Счастливый принц, увидев старость, болезнь и смерть, стал Буддой. Мне бесконечно далеко до этого, и все же я для этого именно живу. Для того, чтобы кто-то, получив толчок от меня, передал его другому, и в конце концов кто-то, крутящийся вместе с нами, вдруг остановился в центре круга. Он поймет меня лучше, чем я сам себя понимаю. Он поймет все. Даже если не прочитает, не увидит ни одной моей строчки.
В юности я очень любил стихотворение Николая Бараташвили «Мерани» в переводе Лозинского:
Твоей дорогой мой брат грядущий промчится, смелый, быстрей меня, И, поравнявшись с судьбиной черной, смеясь, обгонит ее коня…Сейчас я тише, спокойнее думаю об этом. Молодые стихи Бараташвили звучат для меня слишком громко. В лад с сердцем я слышу тихие стихи Зины:
Облетают листья, В желтых пятнах сад. Золотые кисти На ветру дрожат. Облетают жизни, Вздрогнула — и нет, Только все недвижней И блаженней свет. Что ж он торжествует, Словно Сам Господь, Потеряв живую Трепетную плоть? Точно в день осенний Празднуют листы Радость отреченья, Счастье нищеты. Дрожь листов и веток… Жизнь тонка, как нить. Только б хрупкость эту Мне благословить!Время замыкается в круг, и все, что обрывается, непрерывно. Бог рождается, страдает и умирает в каждой живой клетке. И, умирая, возвращается к Себе. И в Себе хранит их.
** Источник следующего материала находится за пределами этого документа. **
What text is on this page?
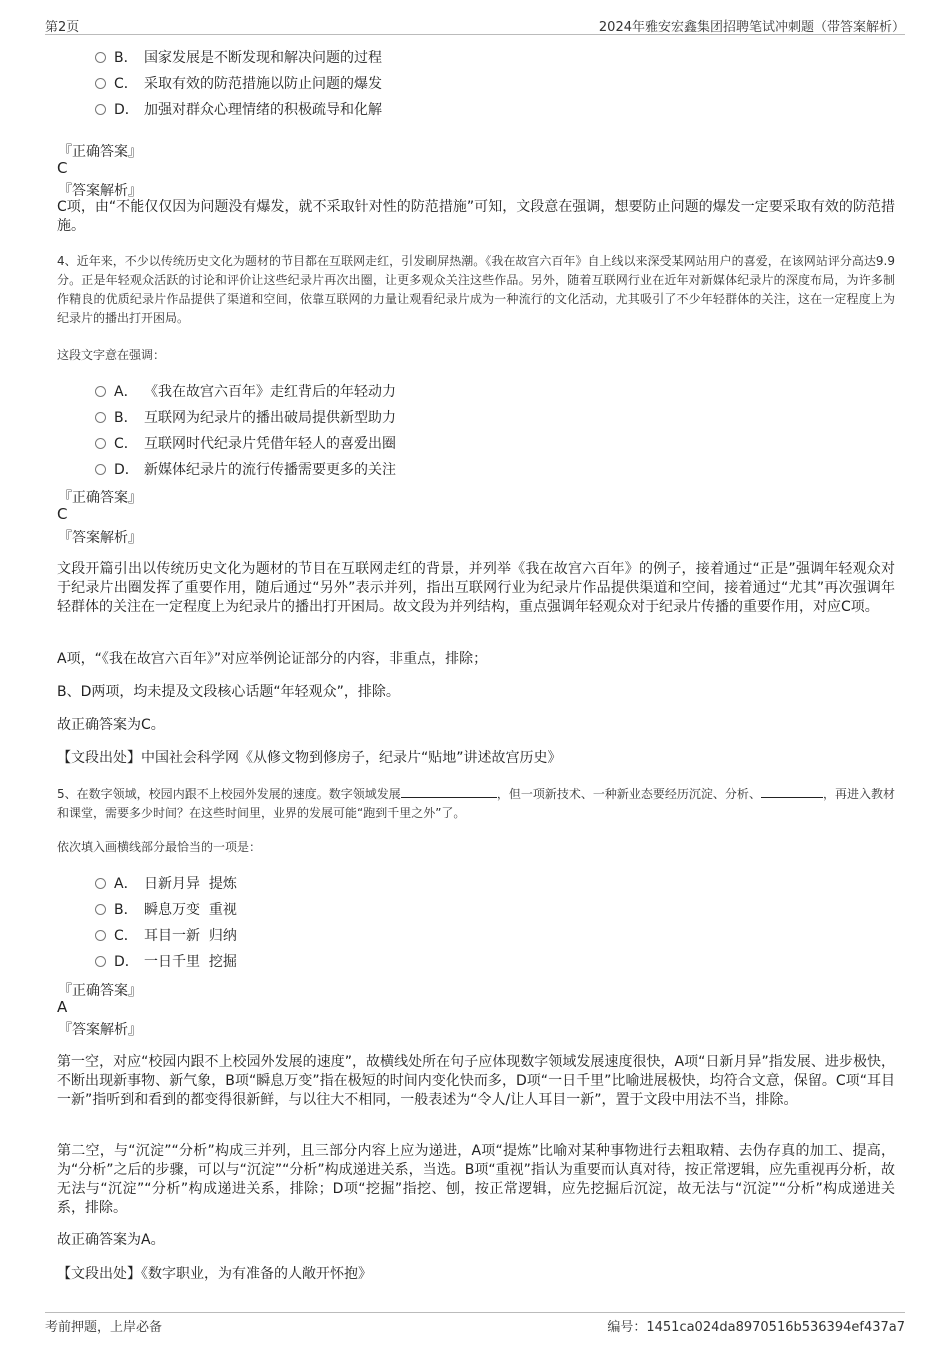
第2页	2024年雅安宏鑫集团招聘笔试冲刺题（带答案解析）
B． 国家发展是不断发现和解决问题的过程
C． 采取有效的防范措施以防止问题的爆发
D． 加强对群众心理情绪的积极疏导和化解
『正确答案』
C
『答案解析』
C项，由“不能仅仅因为问题没有爆发，就不采取针对性的防范措施”可知，文段意在强调，想要防止问题的爆发一定要采取有效的防范措施。
4、近年来，不少以传统历史文化为题材的节目都在互联网走红，引发刷屏热潮。《我在故宫六百年》自上线以来深受某网站用户的喜爱，在该网站评分高达9.9分。正是年轻观众活跃的讨论和评价让这些纪录片再次出圈，让更多观众关注这些作品。另外，随着互联网行业在近年对新媒体纪录片的深度布局，为许多制作精良的优质纪录片作品提供了渠道和空间，依靠互联网的力量让观看纪录片成为一种流行的文化活动，尤其吸引了不少年轻群体的关注，这在一定程度上为纪录片的播出打开困局。
这段文字意在强调：
A． 《我在故宫六百年》走红背后的年轻动力
B． 互联网为纪录片的播出破局提供新型助力
C． 互联网时代纪录片凭借年轻人的喜爱出圈
D． 新媒体纪录片的流行传播需要更多的关注
『正确答案』
C
『答案解析』
文段开篇引出以传统历史文化为题材的节目在互联网走红的背景，并列举《我在故宫六百年》的例子，接着通过“正是”强调年轻观众对于纪录片出圈发挥了重要作用，随后通过“另外”表示并列，指出互联网行业为纪录片作品提供渠道和空间，接着通过“尤其”再次强调年轻群体的关注在一定程度上为纪录片的播出打开困局。故文段为并列结构，重点强调年轻观众对于纪录片传播的重要作用，对应C项。
A项，“《我在故宫六百年》”对应举例论证部分的内容，非重点，排除；
B、D两项，均未提及文段核心话题“年轻观众”，排除。
故正确答案为C。
【文段出处】中国社会科学网《从修文物到修房子，纪录片“贴地”讲述故宫历史》
5、在数字领域，校园内跟不上校园外发展的速度。数字领域发展	，但一项新技术、一种新业态要经历沉淀、分析、	，再进入教材和课堂，需要多少时间？在这些时间里，业界的发展可能“跑到千里之外”了。
依次填入画横线部分最恰当的一项是：
A． 日新月异  提炼
B． 瞬息万变  重视
C． 耳目一新  归纳
D． 一日千里  挖掘
『正确答案』
A
『答案解析』
第一空，对应“校园内跟不上校园外发展的速度”，故横线处所在句子应体现数字领域发展速度很快，A项“日新月异”指发展、进步极快，不断出现新事物、新气象，B项“瞬息万变”指在极短的时间内变化快而多，D项“一日千里”比喻进展极快，均符合文意，保留。C项“耳目一新”指听到和看到的都变得很新鲜，与以往大不相同，一般表述为“令人/让人耳目一新”，置于文段中用法不当，排除。
第二空，与“沉淀”“分析”构成三并列，且三部分内容上应为递进，A项“提炼”比喻对某种事物进行去粗取精、去伪存真的加工、提高，为“分析”之后的步骤，可以与“沉淀”“分析”构成递进关系，当选。B项“重视”指认为重要而认真对待，按正常逻辑，应先重视再分析，故无法与“沉淀”“分析”构成递进关系，排除；D项“挖掘”指挖、刨，按正常逻辑，应先挖掘后沉淀，故无法与“沉淀”“分析”构成递进关系，排除。
故正确答案为A。
【文段出处】《数字职业，为有准备的人敞开怀抱》
考前押题，上岸必备	编号：1451ca024da8970516b536394ef437a7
Живая жизнь — всегда противотечение. Дух любви творит мир, в котором разорванность и раздор, чтобы из глубины разорванности и раздора, светом из тьмы вознестись снова. Юность — это мятеж. Но к старцу Аврааму и старухе Сарре приходят три тихих ангела. И мы видим воочию, что это значит — Противотечение, замкнутое в круг.